La citada ley atribuyó a los notarios competencias para autorizar matrimonios, pero antes de la celebración del matrimonio debe de tramitarse el expediente matrimonial previo en que se acredita que los contrayentes reúnen todos los requisitos legales necesarios para contraer matrimonio y que a día de hoy no puede llevarse a cabo ante el Notario, sino ante el Juez encargado de Registro Civil correspondiente al domicilio de al menos uno de los dos contrayentes.

En teoría, tendrá el Notario facultades para encargarse del expediente matrimonial previo a partir del 30 de junio de 2020, que es cuando entra en vigor por completo la Ley de Registro civil de 2011, y digo en teoría porque ya se ha pospuesto varias veces su entrada en vigor.

Mientras ello ocurra el expediente matrimonial previo se tramita ante el Juez encargado del Registro Civil.

Y una vez tramitado dicho expediente y presentando ante el Notario el testimonio de la resolución firme de aprobación del expediente matrimonial , se procederá a la celebración del matrimonio ante Notario.

Pero no cualquier Notario puede, en el sentido de que hay reglas de competencia territorial, debe de ser un notario del municipio donde radique el domicilio de al menos uno de los dos contrayentes.

Y el Notario no puede autorizar el matrimonio fuera del despacho, sino sólo en el despacho notarial , aunque se permiten excepciones por causas suficientemente justificadas.

Por otro lado cabe la posibilidad de que el expediente matrimonial previo se tramite ante el Encargado del Registro Civil de un municipio (porque ahí radique el domicilio de uno de los dos cónyuges) y se celebre el matrimonio ante un Notario de otro municipio diferente (siempre y cuando en éste tenga su domicilio el otro cónyuge).

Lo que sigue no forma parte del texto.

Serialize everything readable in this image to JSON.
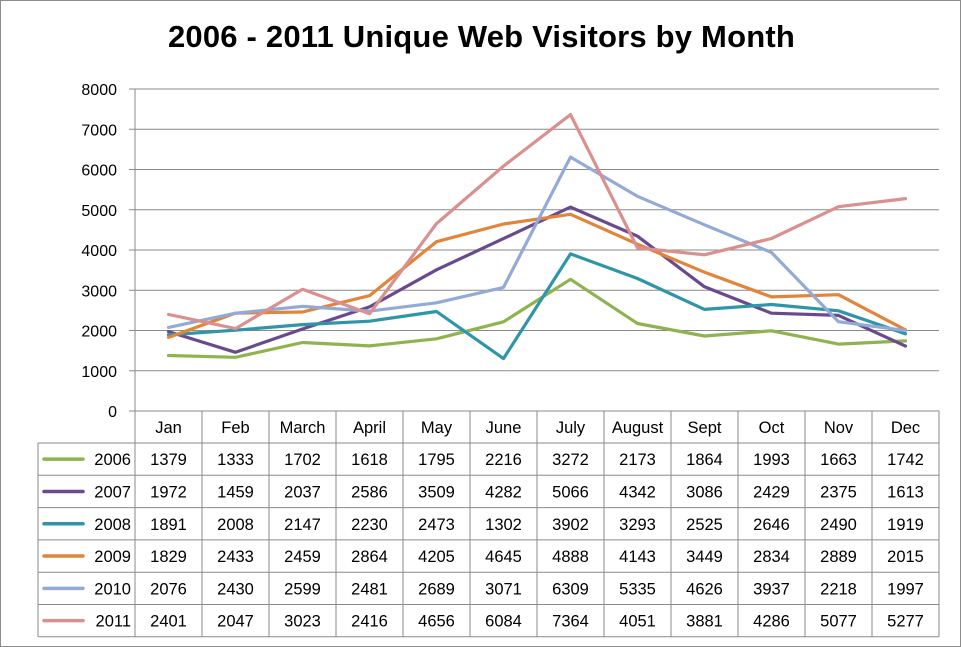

En cuanto a la celebración del matrimonio ante Notario, es un acto en el que deben de comparecer dos testigos mayores de edad, junto a los contrayentes, y el Notario lee los artículos 66,67, y 68, tras lo cual , preguntará a cada uno de los contrayentes si consiente en contraer matrimonio con el otro y si efectivamente lo contrae en dicho acto y, respondiendo ambos afirmativamente, declarará que los mismos quedan unidos en matrimonio y se firma la escritura correspondiente por los testigos, contrayentes y el Notario.

Tras ello el Notario remitirá copia acreditativa de la celebración del matrimonio al Registro Civil competente, para su inscripción y se entregará una copia a cada cónyuge.

Es de destacar que el matrimonio existe desde que se celebra y que su inscripción en el Registro Civil no es constitutiva, sino a efectos de publicidad.

¿Ventajas de casarse ante Notario? Claramente la agilidad y además el asesoramiento jurídico que el Notario puede prestar, como conocedor del derecho de familia.